Compared to other feasibility trials our findings on eligibility, recruitment, attrition, and the suitability of outcome measures are strong and are promising for a future, powered study. Recruitment rates were higher than expected and were in excess of the usual for clinical trials and rehabilitation studies at 83% of those eligible. The positive recruitment rate may be due to the 50% chance of expedited adaptations and the possibility of not going onto the routine waiting list; overall, participants expressed a preference for allocation to immediate adaptations. It is also likely that the lack of an ‘experimental’ treatment increased the acceptability of the trial; participants in both groups were due to receive the adaptation, therefore there was limited uncertainty as to what would happen to them if they entered the study. It is also possible that the high level of engagement within the local research team, which included the manager of the adaptations service, was a factor in the recruitment success. In the qualitative interviews participants reported that the face-to-face follow-up visits with the research assistant also encouraged study participation.

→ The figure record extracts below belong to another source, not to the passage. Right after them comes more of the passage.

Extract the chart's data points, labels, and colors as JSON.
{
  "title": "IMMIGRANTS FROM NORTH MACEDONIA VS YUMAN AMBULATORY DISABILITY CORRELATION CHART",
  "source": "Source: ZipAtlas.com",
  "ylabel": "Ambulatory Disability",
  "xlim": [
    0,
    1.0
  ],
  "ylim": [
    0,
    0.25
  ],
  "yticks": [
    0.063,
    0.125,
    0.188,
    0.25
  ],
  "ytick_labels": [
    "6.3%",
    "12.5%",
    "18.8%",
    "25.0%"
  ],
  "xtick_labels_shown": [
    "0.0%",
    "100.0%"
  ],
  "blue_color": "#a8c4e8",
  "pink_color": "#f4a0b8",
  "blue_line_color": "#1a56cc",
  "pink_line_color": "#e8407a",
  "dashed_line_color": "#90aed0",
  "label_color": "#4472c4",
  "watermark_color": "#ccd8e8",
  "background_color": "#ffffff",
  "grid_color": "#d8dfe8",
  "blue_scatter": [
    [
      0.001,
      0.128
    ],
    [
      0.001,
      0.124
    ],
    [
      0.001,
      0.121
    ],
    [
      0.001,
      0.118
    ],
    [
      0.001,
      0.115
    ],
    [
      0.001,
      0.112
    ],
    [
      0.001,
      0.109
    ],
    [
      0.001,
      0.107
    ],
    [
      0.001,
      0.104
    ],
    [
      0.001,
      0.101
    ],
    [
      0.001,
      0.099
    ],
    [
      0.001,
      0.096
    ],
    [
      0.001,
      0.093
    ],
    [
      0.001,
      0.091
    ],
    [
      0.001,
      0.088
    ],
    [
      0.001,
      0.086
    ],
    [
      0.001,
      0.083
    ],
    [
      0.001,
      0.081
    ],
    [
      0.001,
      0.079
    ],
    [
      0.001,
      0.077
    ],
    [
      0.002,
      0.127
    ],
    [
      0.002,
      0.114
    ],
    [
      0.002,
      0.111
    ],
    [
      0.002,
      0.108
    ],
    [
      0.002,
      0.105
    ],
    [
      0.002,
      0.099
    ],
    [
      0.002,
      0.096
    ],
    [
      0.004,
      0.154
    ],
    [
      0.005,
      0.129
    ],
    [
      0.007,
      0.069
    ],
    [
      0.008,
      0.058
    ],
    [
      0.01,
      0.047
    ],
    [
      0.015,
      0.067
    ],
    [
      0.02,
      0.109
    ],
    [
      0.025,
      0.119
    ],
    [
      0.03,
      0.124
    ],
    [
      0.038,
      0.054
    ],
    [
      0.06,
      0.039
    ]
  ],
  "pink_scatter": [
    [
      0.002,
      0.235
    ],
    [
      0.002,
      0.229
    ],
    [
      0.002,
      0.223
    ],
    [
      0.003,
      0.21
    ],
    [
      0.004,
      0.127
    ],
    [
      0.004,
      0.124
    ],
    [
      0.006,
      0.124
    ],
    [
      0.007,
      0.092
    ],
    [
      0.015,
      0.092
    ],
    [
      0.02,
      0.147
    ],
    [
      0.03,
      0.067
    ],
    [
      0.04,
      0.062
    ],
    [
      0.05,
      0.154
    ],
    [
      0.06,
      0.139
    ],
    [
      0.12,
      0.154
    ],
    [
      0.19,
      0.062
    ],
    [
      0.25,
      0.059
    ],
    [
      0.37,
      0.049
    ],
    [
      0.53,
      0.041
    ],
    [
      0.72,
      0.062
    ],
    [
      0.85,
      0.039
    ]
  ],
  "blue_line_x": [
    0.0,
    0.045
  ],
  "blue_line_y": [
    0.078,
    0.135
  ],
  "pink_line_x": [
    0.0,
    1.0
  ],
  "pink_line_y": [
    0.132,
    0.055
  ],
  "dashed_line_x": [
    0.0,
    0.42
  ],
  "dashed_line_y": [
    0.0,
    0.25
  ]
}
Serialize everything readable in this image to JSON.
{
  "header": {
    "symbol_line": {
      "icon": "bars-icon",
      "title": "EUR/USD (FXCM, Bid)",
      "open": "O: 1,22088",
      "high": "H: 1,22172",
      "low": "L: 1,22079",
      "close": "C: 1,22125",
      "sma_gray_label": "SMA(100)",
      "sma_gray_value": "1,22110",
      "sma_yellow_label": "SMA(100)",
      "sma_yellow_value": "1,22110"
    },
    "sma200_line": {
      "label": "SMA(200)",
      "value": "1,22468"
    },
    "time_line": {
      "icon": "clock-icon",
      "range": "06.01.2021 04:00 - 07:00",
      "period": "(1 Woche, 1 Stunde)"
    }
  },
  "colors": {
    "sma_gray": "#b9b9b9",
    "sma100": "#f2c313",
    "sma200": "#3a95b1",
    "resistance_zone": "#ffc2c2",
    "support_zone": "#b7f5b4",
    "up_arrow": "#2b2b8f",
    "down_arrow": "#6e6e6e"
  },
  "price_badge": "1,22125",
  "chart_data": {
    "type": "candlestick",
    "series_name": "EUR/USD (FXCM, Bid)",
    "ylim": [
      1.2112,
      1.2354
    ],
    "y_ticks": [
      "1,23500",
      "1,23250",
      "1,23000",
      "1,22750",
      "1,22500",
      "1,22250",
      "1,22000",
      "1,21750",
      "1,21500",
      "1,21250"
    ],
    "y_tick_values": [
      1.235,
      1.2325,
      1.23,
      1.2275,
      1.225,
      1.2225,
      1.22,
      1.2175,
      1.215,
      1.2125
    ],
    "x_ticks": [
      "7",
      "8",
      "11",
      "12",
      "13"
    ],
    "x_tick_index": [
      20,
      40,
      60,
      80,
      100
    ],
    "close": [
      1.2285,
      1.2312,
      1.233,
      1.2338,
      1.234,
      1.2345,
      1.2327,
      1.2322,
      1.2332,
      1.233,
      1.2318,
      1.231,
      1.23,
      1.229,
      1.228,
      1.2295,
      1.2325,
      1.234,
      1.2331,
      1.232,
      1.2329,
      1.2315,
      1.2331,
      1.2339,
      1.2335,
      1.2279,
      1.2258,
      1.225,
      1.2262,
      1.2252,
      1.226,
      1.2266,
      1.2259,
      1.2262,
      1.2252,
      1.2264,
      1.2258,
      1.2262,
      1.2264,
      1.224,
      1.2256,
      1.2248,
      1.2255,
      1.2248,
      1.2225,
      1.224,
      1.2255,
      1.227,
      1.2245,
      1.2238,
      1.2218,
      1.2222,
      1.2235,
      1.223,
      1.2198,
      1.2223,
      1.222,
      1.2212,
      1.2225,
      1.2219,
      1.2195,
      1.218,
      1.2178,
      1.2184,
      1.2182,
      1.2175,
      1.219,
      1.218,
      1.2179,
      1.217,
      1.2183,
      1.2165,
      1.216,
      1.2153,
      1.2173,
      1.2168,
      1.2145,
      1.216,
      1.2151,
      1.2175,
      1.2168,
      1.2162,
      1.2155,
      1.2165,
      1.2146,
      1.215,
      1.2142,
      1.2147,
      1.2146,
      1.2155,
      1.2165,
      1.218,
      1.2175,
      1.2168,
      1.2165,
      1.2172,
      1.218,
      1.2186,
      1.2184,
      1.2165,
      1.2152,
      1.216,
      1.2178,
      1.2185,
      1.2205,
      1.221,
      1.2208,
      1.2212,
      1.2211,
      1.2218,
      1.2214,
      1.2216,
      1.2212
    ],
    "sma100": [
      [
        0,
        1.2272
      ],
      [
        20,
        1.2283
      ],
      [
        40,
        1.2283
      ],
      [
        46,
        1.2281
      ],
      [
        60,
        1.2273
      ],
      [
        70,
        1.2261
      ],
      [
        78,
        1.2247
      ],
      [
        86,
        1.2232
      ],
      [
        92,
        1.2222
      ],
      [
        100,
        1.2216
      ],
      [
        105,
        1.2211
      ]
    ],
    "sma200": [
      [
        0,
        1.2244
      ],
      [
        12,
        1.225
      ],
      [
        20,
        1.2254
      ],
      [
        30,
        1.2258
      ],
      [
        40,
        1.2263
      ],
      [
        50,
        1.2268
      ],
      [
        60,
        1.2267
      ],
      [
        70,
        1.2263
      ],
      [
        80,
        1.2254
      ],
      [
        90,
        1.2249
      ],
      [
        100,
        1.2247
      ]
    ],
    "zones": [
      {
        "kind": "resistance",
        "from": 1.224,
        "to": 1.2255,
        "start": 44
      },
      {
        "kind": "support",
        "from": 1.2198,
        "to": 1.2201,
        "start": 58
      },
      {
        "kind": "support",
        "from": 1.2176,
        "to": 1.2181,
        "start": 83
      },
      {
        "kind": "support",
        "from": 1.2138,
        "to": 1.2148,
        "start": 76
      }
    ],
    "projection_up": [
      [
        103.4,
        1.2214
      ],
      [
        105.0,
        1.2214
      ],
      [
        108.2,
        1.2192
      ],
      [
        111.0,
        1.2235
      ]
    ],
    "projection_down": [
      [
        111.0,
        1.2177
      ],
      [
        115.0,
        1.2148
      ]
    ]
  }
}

Based on our findings we suggest that a powered trial is feasible. However, our target was to complete 70% of adaptations within the allocated timescales [22] and we achieved 65%. There were particular difficulties with completing the adaptations within the timescales in housing association properties due to the additional administrative procedures in administering the grant. We suggest that a powered trial should be conducted in housing adaptations services with slightly longer waiting times for the control period with outcomes collected at a later time-point. At 4 months the majority of adaptations would have been completed in the immediate adaptations group, facilitating the comparison between the groups. Additionally, 30% of privately owned properties did not proceed with the adaptations following the assessed means test due to their financial contribution; we also suggest that the informal means test should be completed for private properties prior to randomisation to reduce loss to follow-up and lack of fidelity for participants not proceeding with the adaptations. Furthermore, the main trial should incorporate an internal pilot with stop/go criteria in order to determine that the adaptations are being completed within the requisite timescales.

Conclusion

Although housing adaptations have been identified as one of the ten ‘most promising’ prevention services for older adults [5] there is a paucity of high quality evidence of their effect on older adults’ health and quality of life and the impact on their use of health and social care services. This study has demonstrated that a powered RCT using a novel waiting list control group is feasible, subject to minor changes in trial design. Given the importance of the home environment for older adults’ health and wellbeing, and the significance of the onset of bathing disability in the life course, we suggest that the results of a powered RCT in this area would have important public health and policy implications. A definitive trial has the potential to determine important preventative outcomes of bathing adaptations for older adults and evaluate whether increased waiting times are associated with lower functional outcomes, health inequalities and a reduction in cost effectiveness.

Trial status

Data collection and analysis are complete, this is a results paper. The trial is registered ISRCTN14876332.